Als ich fertig geduscht war, fühlte ich mich tatsächlich wie neu geboren. Leise summend trug ich etwas Fondation und Mascara auf und föhnte mir die Haare leicht an, ehe ich das Badezimmer in ein Handtuch gehüllt wieder verließ. Vor meinem Schrank hielt ich inne. Vorsichtig öffnete ich die Schwebetür, und mein Blick wanderte über den Berg an Klamotten, der chaotisch einfach auf sämtliche Fächer verteilt war. Ich entschied mich für schwarze Jeans, ein weißes T-Shirt mit Libellen-Druck und einen grauen Cardigan. Die Locken band ich mir zu einem hohen Pferdeschwanz zusammen und ging dann die Treppe hinunter. Je näher ich der Küche kam, desto lauter wurden die Geräusche von innen.
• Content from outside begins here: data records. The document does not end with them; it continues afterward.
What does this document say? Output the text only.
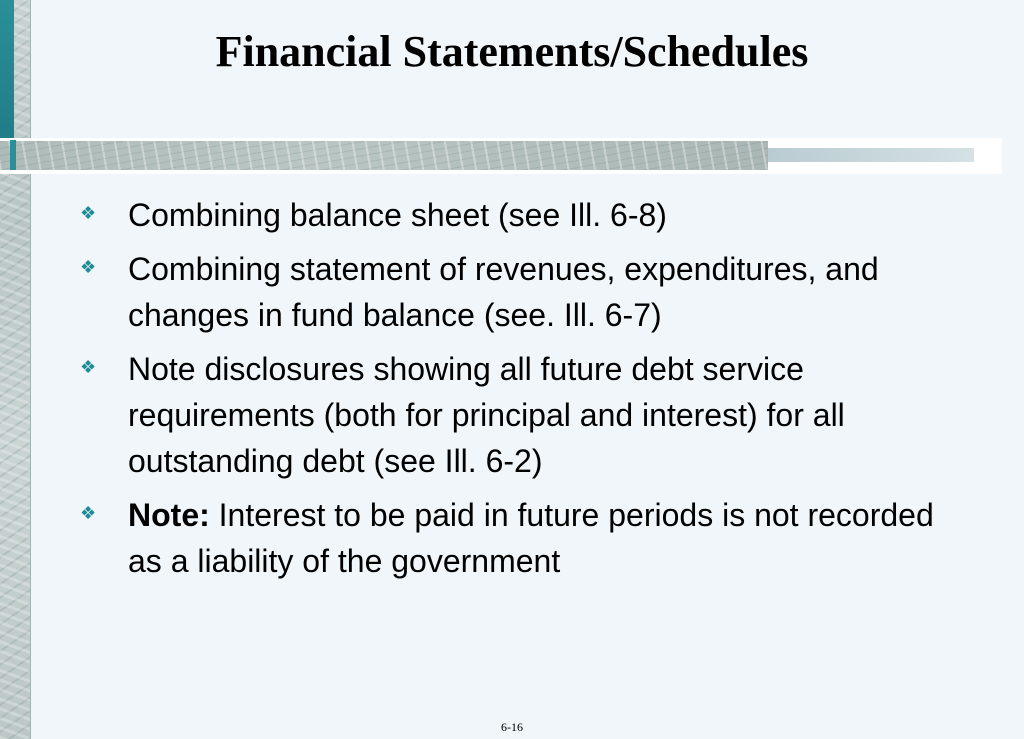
Financial Statements/Schedules
❖ Combining balance sheet (see Ill. 6-8)
❖ Combining statement of revenues, expenditures, and changes in fund balance (see. Ill. 6-7)
❖ Note disclosures showing all future debt service requirements (both for principal and interest) for all outstanding debt (see Ill. 6-2)
❖ Note: Interest to be paid in future periods is not recorded as a liability of the government
6-16
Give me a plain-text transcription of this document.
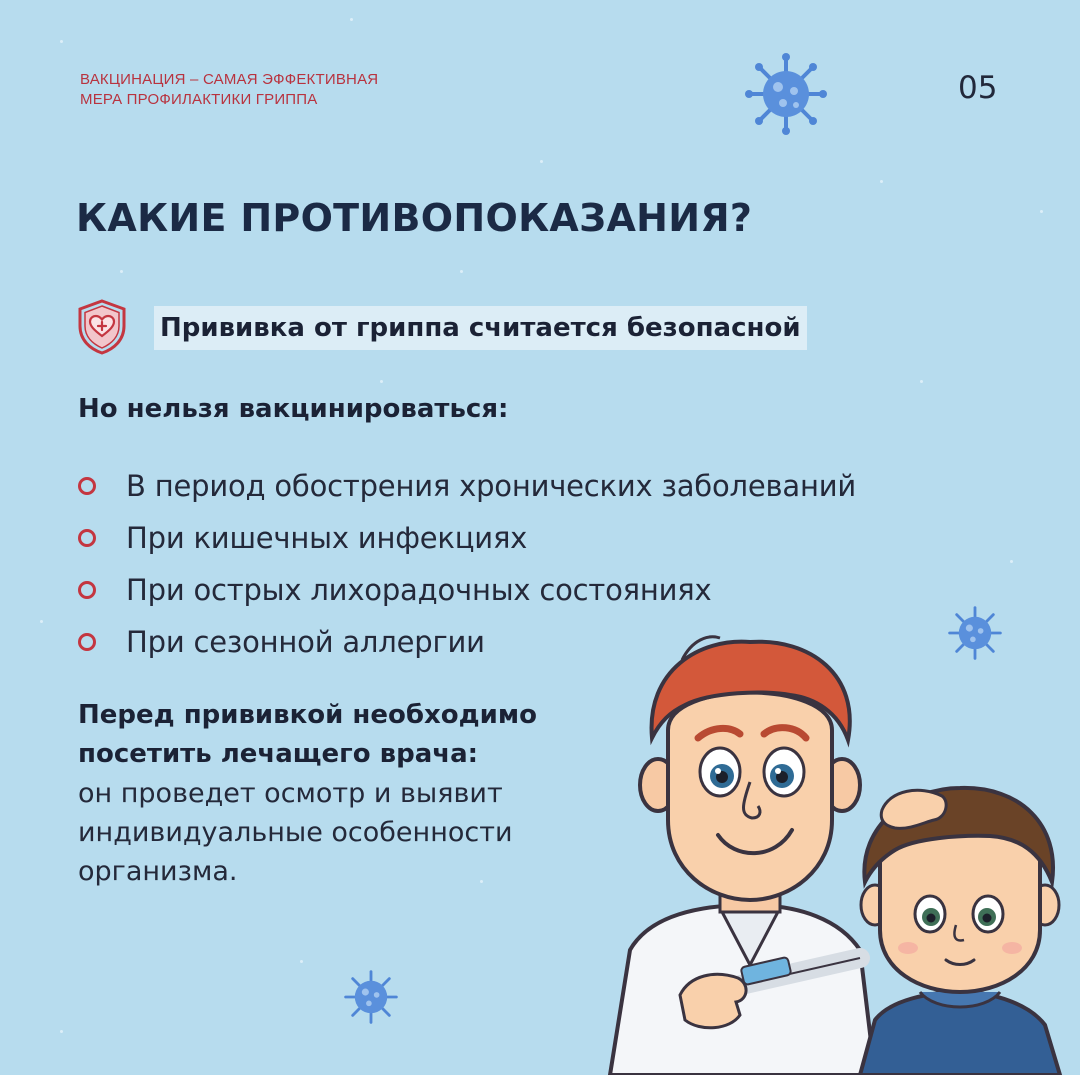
ВАКЦИНАЦИЯ – САМАЯ ЭФФЕКТИВНАЯ
МЕРА ПРОФИЛАКТИКИ ГРИППА	05
КАКИЕ ПРОТИВОПОКАЗАНИЯ?
Прививка от гриппа считается безопасной
Но нельзя вакцинироваться:
В период обострения хронических заболеваний
При кишечных инфекциях
При острых лихорадочных состояниях
При сезонной аллергии
Перед прививкой необходимо
посетить лечащего врача:
он проведет осмотр и выявит
индивидуальные особенности
организма.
Noch einmal tief durchatmend trat ich in den Türrahmen und blieb dort stehen, bis sie mich entdeckten. Mein Blick huschte über meinen Vater, der wartend auf seinem Platz saß, eine kleine grüne Kaffeetasse in der Hand hielt und daran nippte. Daneben hatte mein Bruder Platz genommen. Linus trommelte nervös mit Zeige- und Mittelfinger auf die Tischplatte, hatte den Kopf auf der anderen Hand abgelegt und pfiff leise durch die Zähne. Juna füllte gerade Saft und Wasser in die Kanne, während meine Mutter mit dem Rücken zu mir stand und irgendwas auf der Arbeitsplatte werkelte. Neben ihr befand sich Mila und hielt ein Messer in der Hand.

Versonnen grinsend sah ich mich weiter um. Auf dem freien Platz ganz außen links saß jemand, mit dem ich nicht im Geringsten gerechnet hatte. Die Person war vollkommen fehl am Platz, und doch wusste ich ganz genau, wer das war.

Was zur Hölle?

Ich blinzelte.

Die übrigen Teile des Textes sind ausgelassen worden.